The political yard sign ordinance seems pretty simple. The yard sign must be on private property, placed with the owners permission, and can’t be more than 6 square feet. It also can’t be lit, can’t be wind blown, portable, painted on a vehicle in view of the public right-of-way, or attached to trees or rocks. You can’t have two or more signs with the same message, and you can’t cause a sight obstruction by the sign placement.

But what isn’t simple is that signs cannot legally be placed in the public right-of-way and the right-of-way varies from street to street and from lot to lot. The only way to know for sure where the right-of-way is on a piece of property is to have a map that includes the right-of-way lines.

The area between a sidewalk and the street is definitely right-of-way and generally you can determine the right-of-way by utility poles. Between the utility pole and the street is right-of-way, and the other side is not. But if there aren’t utility poles your guess is actually as good as the sign enforcement folks, unless they have a map where the right-of-way is marked.

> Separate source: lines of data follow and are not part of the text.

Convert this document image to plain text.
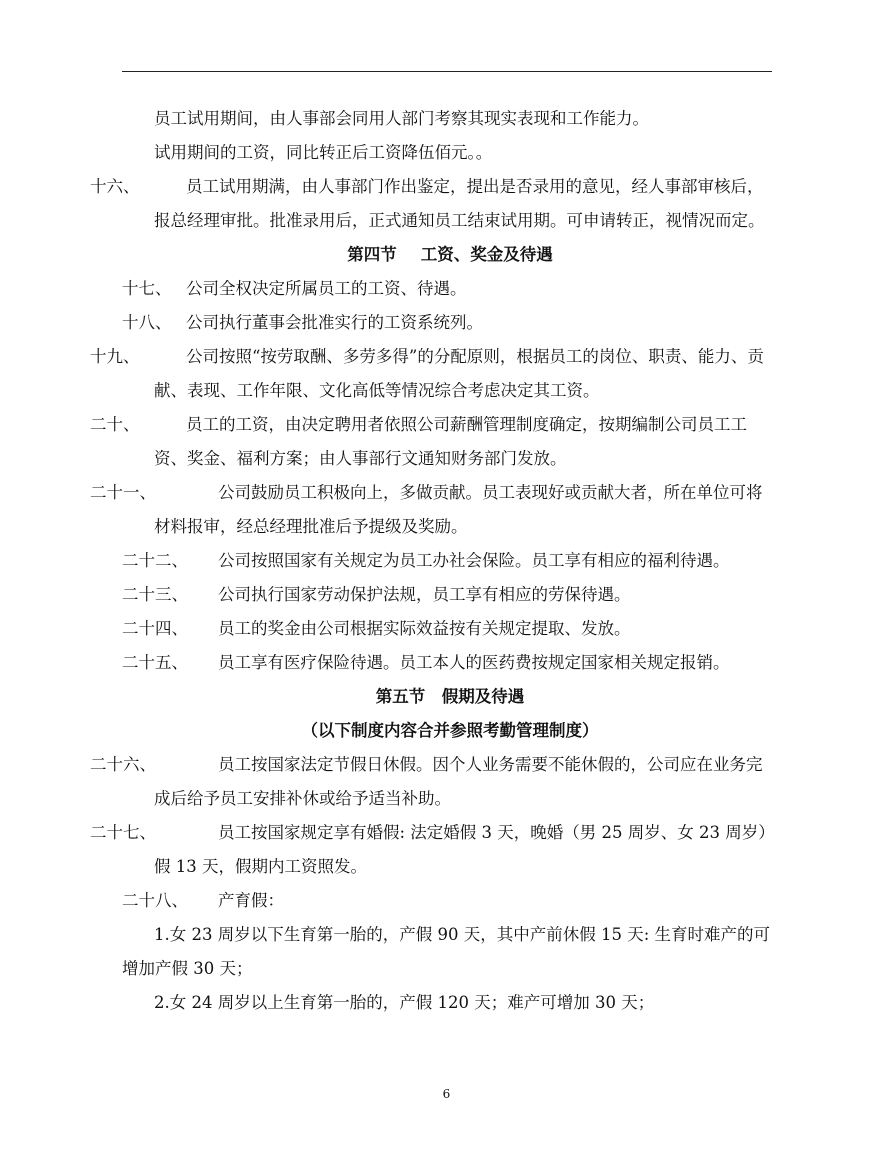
员工试用期间，由人事部会同用人部门考察其现实表现和工作能力。

试用期间的工资，同比转正后工资降伍佰元。。

十六、	员工试用期满，由人事部门作出鉴定，提出是否录用的意见，经人事部审核后，报总经理审批。批准录用后，正式通知员工结束试用期。可申请转正，视情况而定。

第四节 工资、奖金及待遇

十七、 公司全权决定所属员工的工资、待遇。

十八、 公司执行董事会批准实行的工资系统列。

十九、	公司按照“按劳取酬、多劳多得”的分配原则，根据员工的岗位、职责、能力、贡献、表现、工作年限、文化高低等情况综合考虑决定其工资。

二十、	员工的工资，由决定聘用者依照公司薪酬管理制度确定，按期编制公司员工工资、奖金、福利方案；由人事部行文通知财务部门发放。

二十一、	公司鼓励员工积极向上，多做贡献。员工表现好或贡献大者，所在单位可将材料报审，经总经理批准后予提级及奖励。

二十二、 公司按照国家有关规定为员工办社会保险。员工享有相应的福利待遇。

二十三、 公司执行国家劳动保护法规，员工享有相应的劳保待遇。

二十四、 员工的奖金由公司根据实际效益按有关规定提取、发放。

二十五、 员工享有医疗保险待遇。员工本人的医药费按规定国家相关规定报销。

第五节　假期及待遇

（以下制度内容合并参照考勤管理制度）

二十六、	员工按国家法定节假日休假。因个人业务需要不能休假的，公司应在业务完成后给予员工安排补休或给予适当补助。

二十七、	员工按国家规定享有婚假: 法定婚假 3 天，晚婚（男 25 周岁、女 23 周岁）假 13 天，假期内工资照发。

二十八、 产育假：

1.女 23 周岁以下生育第一胎的，产假 90 天，其中产前休假 15 天: 生育时难产的可增加产假 30 天；

2.女 24 周岁以上生育第一胎的，产假 120 天；难产可增加 30 天；

6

So all those signs you see on medians, in parks, traffic islands and on a corner as close to the curb as possible are illegally placed signs. What happens on many busy corners is that one sign gets put up, either with or without the property owner’s permission, and then the signs sprout up like weeds.

Some candidate always accuses their opponent of stealing their signs and sometimes it does happen. What happens far more frequently is that the person putting the signs out gets the address wrong, or ends up with a bunch of extra signs that they decide just to stick out somewhere. In some cases the city will actually have crews remove signs from where they think the right-of-way is.

The good news is that seven days after the election, which in this case would be March 10, all the signs are supposed to be removed and the bad news is that, according to GSOCollects, political yard signs are not recyclable.